Deltapp
Back to site

Privacy Policy

Last updated: 14 May 2025

This privacy policy describes how Deltapp ("we", "us", "Delta") processes personal data when you visit our website, sign up for an account, or use the application. It is written to meet the UK GDPR and EU GDPR transparency requirements.

1. Who we are

Deltapp is the trading name of the entity operating the deltapp.com domain. For data protection enquiries email privacy@deltapp.com.

2. Data we collect

  • Account data: name, email, hashed password (handled by our auth processor Clerk), authentication metadata.
  • Connected store data: eBay store ID, OAuth tokens (encrypted at rest), policy and listing data necessary to provide the service.
  • Product data: ASINs, scraped Amazon product information, prices, your draft and published listings.
  • Order data: eBay orders synced into the platform, buyer name and shipping address (data minimised - we only store what we need to fulfil orders).
  • Usage data: IP address, browser metadata, timestamps, structured logs of your actions in the app.
  • Payment data: handled entirely by our payment processor; we never see card numbers.

3. How we use it

  • Provide the service you signed up for (the lawful basis is contract performance).
  • Send transactional emails (price-check summaries, order alerts, account notices).
  • Diagnose errors and prevent abuse (legitimate interest).
  • Comply with legal obligations (record-keeping, tax).
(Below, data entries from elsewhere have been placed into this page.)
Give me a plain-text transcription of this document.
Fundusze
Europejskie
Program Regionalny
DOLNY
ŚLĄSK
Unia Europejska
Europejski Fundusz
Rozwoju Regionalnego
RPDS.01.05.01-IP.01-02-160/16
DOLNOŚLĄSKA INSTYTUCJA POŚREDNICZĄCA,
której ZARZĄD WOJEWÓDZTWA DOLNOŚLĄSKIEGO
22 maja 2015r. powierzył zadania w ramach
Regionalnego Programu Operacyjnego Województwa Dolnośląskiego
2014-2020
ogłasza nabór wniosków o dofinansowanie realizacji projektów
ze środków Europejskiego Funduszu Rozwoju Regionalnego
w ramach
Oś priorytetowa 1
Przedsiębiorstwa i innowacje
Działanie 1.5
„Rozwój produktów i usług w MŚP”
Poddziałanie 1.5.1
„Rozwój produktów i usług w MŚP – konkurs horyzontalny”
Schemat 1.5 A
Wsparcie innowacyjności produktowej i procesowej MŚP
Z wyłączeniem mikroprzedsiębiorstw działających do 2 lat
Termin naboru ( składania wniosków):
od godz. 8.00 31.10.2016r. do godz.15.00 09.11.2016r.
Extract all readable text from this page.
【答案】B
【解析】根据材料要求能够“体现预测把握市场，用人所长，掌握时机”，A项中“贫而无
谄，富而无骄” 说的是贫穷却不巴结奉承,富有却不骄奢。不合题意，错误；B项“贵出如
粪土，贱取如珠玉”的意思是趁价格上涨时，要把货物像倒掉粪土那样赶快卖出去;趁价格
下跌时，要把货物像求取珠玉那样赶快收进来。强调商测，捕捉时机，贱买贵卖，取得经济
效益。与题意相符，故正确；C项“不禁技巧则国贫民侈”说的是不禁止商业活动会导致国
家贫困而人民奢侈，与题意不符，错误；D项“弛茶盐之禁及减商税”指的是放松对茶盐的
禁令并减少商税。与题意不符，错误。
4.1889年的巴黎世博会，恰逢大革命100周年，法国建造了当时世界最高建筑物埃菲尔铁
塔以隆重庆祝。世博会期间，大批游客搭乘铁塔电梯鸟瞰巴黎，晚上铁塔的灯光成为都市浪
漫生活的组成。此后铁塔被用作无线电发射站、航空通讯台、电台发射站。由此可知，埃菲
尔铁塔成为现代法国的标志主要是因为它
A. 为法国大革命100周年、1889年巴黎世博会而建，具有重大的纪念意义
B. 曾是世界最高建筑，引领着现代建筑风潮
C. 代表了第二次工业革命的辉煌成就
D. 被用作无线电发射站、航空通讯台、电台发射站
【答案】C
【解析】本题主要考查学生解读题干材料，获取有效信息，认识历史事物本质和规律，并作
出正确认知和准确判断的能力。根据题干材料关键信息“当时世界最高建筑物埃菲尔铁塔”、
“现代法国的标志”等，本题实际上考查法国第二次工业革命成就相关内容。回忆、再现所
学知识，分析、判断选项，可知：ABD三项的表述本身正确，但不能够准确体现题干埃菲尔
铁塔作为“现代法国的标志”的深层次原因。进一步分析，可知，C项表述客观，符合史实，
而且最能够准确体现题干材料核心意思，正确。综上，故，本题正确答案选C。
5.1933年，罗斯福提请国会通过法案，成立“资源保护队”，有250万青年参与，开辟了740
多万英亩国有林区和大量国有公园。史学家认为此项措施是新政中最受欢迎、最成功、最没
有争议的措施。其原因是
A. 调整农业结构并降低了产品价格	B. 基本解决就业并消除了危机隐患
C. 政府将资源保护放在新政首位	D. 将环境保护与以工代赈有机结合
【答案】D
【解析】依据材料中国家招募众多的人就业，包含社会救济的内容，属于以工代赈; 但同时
We do not sell your data, share it with advertisers, or train AI models on it.

4. Sub-processors

We use a small number of trusted sub-processors to operate the service. Each is bound by a data processing agreement. See the live list on our sub-processors page.

5. Retention

  • Account data is retained while the account is active.
  • Activity logs are retained for 90 days, then deleted.
  • Scrape attempt logs are retained for 30 days.
  • Database backups are retained for 30 days before being overwritten.
  • On account deletion, all personal data is removed within 30 days.

6. Your rights

Under UK and EU GDPR you have the right to access, correct, erase, restrict, port, and object to processing of your personal data. Email privacy@deltapp.comto exercise any of these rights. You also have the right to complain to your supervisory authority (in the UK: the ICO).

7. International transfers

Where sub-processors are located outside the UK / EEA, transfers are protected by Standard Contractual Clauses or adequacy decisions. Details on the sub-processors page.

8. Security

Encryption in transit (TLS 1.2+) and at rest. Role-based access. Audit trails. Sentry captures errors without sensitive payloads. See our security page.

9. Changes

We update this policy as the product evolves. Material changes are emailed to account holders at least 14 days before they take effect.

This document is a working template. Final wording is pending legal review before public launch.